But it may be somewhat surprising to see that it also matches “handx”. After all, "s*" is supposed to match any number of “s”-s, not “x”-s. But it is simply how regular expressions work: after all, “handx” contains “hand” and zero “s”-s. So it matches "hands*" after all–there is not word in the regexp about what will or will not appear after the end of the regexp. End of regexp does not mean it is end of the string! Compare with ordinary pattern matching:

str_subset("abc", "b")
## [1] "abc"

“b” will match “abc” because “abc” contains “b”… But if you want to ensure that nothing follows “hand”, then you need to use string edge markers:

  • $ matches end of the string:

    str_subset(c("abc", "ab"), "b$")
    ## [1] "ab"

    will only detect “ab” because now we request “b” to be the last character in the string.

  • ^, in a similar fashion, matches the beginning of the string:

    str_subset(c("abc", "xab"), "^a")
    ## [1] "abc"

    Only “abc” is detected because “a” must be in the first position.

But what if one wants to match one of the special characters, e.g. a dot or dollar sign? For instance

str_subset(c(".", "$"), ".")  # matches both
## [1] "." "$"
str_subset(c(".", "$"), "$")  # matches everying
## [1] "." "$"
                           # because each string has an end!

will not work as intended. For this simple example, one can use fixed strings instead of regexp. But in general, the special symbols must be escaped, using backslash. And as backslash is a special symbol, we need to escape it with another backslash, resulting in a somewhat awkward double-backslash notation:

str_subset(c(".", "$"), "\\.")  # matches both
## [1] "."
str_subset(c(".", "$"), "\\$")  # matches nothing
## [1] "$"

Example 5.1 Find all valid web addresses in the form _http://www.example.com_, _https://www.example.com_, _http://www.example.com/_, reject all other strings.
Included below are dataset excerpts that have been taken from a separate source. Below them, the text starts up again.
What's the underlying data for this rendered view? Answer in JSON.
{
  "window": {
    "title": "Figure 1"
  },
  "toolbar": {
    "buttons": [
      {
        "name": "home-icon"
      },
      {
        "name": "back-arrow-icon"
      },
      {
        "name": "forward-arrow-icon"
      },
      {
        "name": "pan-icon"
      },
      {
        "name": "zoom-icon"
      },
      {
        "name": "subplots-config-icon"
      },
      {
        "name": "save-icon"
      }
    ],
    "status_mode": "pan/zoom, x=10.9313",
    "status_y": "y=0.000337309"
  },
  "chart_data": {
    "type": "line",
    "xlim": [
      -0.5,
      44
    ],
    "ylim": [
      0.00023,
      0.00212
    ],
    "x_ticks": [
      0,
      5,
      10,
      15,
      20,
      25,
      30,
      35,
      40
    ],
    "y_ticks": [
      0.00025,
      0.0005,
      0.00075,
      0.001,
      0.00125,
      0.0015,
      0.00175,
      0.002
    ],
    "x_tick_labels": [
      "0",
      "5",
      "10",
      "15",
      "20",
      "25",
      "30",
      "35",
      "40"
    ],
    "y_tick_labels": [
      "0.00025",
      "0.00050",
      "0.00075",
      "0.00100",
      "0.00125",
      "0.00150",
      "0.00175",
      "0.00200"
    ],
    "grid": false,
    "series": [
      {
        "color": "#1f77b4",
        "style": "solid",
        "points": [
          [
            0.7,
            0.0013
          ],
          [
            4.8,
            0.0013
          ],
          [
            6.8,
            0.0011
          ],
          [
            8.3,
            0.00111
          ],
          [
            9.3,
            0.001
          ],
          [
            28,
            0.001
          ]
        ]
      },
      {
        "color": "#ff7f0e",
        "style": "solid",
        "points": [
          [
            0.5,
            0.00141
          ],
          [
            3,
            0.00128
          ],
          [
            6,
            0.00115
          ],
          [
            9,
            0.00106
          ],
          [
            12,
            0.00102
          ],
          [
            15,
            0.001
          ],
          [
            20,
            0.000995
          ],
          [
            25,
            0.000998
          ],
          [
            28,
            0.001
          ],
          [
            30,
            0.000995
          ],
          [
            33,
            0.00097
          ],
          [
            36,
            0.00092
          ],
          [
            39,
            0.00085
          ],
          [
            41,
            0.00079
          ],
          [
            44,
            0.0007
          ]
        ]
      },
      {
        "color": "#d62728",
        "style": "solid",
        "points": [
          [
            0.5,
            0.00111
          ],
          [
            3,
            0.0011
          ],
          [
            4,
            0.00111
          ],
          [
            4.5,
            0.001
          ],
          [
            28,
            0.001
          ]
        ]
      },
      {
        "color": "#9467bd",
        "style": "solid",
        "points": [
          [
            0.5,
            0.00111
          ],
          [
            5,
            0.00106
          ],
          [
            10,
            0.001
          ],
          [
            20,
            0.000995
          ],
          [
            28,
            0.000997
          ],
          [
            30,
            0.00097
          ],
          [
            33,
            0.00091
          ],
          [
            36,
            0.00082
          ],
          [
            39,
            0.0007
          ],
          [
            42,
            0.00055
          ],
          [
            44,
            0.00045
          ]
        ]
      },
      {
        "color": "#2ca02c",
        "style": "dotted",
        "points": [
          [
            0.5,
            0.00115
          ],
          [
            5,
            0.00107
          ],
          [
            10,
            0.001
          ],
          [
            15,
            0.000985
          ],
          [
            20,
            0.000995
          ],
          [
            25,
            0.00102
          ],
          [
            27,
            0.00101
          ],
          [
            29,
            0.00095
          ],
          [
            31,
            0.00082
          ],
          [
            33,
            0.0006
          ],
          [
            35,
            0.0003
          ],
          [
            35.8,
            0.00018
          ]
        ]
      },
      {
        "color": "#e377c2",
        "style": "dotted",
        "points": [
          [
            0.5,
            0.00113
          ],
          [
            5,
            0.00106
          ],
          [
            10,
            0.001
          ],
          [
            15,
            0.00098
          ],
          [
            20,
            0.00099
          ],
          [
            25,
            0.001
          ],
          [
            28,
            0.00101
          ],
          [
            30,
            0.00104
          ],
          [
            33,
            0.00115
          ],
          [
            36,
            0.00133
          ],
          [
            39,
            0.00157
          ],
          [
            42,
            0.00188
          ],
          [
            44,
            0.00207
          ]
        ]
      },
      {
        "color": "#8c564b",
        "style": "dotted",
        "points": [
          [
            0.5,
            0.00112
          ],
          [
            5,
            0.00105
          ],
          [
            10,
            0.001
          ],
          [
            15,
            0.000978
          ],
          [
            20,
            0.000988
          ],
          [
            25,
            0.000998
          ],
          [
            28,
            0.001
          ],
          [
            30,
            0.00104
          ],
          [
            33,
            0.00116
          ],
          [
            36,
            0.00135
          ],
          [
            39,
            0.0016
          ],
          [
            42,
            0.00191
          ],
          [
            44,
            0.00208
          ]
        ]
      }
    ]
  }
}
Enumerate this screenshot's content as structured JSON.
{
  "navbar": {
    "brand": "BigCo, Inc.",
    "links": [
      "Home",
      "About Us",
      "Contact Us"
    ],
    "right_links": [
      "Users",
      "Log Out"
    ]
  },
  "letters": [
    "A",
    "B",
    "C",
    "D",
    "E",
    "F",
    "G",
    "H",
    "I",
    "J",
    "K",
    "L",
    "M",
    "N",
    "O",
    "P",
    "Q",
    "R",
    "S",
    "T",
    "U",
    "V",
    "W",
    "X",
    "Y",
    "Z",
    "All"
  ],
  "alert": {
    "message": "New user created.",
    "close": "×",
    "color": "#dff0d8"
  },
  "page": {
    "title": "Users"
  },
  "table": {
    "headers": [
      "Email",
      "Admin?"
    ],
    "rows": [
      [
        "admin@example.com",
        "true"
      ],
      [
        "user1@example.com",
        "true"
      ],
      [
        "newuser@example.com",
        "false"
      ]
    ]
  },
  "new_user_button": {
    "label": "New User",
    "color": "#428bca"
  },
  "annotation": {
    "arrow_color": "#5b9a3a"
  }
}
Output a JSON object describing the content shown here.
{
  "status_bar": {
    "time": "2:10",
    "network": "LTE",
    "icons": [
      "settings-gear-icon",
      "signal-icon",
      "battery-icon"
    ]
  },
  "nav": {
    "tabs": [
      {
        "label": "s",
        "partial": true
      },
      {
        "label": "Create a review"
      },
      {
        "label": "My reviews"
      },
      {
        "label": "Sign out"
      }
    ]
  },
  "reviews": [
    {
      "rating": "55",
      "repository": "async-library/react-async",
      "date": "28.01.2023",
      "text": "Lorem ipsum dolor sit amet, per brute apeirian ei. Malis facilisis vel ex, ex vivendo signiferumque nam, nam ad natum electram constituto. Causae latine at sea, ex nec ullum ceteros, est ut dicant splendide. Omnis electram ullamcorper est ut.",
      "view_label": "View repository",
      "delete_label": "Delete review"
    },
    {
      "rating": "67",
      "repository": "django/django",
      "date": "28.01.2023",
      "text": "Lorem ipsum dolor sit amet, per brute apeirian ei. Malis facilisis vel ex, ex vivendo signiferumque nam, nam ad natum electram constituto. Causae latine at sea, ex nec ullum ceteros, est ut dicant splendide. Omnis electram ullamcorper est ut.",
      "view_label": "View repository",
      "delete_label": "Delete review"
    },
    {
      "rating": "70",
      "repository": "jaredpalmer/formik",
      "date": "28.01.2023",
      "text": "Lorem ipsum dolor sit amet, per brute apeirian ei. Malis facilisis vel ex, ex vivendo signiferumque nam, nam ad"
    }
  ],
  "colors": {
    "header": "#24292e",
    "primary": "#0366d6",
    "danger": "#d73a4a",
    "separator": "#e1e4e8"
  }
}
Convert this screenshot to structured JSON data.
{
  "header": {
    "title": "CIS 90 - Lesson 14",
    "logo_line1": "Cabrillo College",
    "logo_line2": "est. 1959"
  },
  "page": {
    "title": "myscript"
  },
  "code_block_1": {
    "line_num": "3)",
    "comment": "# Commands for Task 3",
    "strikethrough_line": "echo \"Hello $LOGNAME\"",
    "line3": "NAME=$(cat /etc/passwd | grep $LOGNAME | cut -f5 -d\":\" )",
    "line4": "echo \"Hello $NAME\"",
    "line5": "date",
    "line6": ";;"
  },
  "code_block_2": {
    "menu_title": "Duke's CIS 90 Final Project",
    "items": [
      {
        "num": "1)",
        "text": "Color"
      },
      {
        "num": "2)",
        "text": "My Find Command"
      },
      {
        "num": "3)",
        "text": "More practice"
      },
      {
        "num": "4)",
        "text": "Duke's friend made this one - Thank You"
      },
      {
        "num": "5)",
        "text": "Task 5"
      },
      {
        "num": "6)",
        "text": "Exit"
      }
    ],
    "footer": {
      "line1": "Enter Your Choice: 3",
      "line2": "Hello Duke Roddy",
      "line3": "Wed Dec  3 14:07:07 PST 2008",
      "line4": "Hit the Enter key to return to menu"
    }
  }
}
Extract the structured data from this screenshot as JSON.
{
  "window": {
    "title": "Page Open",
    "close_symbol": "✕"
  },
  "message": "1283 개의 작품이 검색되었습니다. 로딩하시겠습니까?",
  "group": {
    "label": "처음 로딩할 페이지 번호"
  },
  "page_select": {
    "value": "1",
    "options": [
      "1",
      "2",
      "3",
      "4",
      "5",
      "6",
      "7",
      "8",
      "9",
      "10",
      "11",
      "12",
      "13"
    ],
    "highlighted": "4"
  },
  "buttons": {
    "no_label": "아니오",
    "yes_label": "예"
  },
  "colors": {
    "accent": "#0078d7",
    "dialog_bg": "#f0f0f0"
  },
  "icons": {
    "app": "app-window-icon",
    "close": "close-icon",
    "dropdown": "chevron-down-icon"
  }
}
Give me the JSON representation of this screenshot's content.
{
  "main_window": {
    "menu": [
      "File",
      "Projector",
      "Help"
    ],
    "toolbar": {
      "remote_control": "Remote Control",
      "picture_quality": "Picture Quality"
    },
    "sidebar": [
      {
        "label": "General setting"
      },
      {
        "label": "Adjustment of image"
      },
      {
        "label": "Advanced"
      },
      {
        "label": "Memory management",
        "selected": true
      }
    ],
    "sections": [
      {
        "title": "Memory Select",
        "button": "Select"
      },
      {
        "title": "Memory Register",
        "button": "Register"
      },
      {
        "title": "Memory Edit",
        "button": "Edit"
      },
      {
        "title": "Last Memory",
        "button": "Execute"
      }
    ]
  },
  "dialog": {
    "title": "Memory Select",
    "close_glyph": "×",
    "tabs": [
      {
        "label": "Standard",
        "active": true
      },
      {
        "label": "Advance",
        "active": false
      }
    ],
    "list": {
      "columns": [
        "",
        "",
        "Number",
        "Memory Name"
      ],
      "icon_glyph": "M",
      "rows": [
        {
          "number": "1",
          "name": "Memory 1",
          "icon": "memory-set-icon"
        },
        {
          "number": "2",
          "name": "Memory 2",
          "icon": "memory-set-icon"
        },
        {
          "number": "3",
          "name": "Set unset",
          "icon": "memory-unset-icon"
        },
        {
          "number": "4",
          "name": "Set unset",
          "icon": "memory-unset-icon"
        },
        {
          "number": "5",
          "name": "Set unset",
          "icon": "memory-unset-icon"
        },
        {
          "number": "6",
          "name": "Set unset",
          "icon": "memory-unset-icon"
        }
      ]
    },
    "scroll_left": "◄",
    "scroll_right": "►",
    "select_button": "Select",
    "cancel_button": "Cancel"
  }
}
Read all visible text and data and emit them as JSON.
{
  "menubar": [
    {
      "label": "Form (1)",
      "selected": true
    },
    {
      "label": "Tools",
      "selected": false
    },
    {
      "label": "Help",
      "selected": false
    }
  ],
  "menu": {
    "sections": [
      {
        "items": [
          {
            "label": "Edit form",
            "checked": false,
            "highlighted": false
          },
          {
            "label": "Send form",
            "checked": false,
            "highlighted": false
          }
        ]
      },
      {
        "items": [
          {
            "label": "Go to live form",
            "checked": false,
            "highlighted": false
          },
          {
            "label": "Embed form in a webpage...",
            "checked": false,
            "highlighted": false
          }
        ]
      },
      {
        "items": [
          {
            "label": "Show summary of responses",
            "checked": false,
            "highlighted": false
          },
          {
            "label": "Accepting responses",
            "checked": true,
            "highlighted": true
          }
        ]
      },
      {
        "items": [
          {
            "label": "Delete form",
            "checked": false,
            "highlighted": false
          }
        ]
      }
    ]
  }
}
We need to write a regexp that:

  • starts with http
  • followed by zero or one s
  • followed by ://www.example.com
  • followed by zero or one /
  • and that must be the end of the string.

This can be achieved with "^https?://www\\.example\\.com/?$":

str_subset(c("http://www.example.com", "www.example.com",
             "https://www.example.com/", "http://www.example.com/index.html",
             "ftp://www.example.com"),
           "^https?://www\\.example\\.com/?$")
## [1] "http://www.example.com"   "https://www.example.com/"

Explanation:

  • the string must start with http: ^http
  • it is followed by zero or one s: s?
  • followed by ://www.example.com: //www\\.example\\.com, note how we have escaped the dots
  • followed by zero or one /: \?
  • and that must be the end of the string: $

5.2.2 Limitations

Regular expressions only work with “simple” patterns. They do not include any understanding of human languages or human grammar, and hence if you are looking for a “man”, regexps do not help you to find patterns like “guy” or “chap”.

See also

  • R help for regular expressions: ?regexp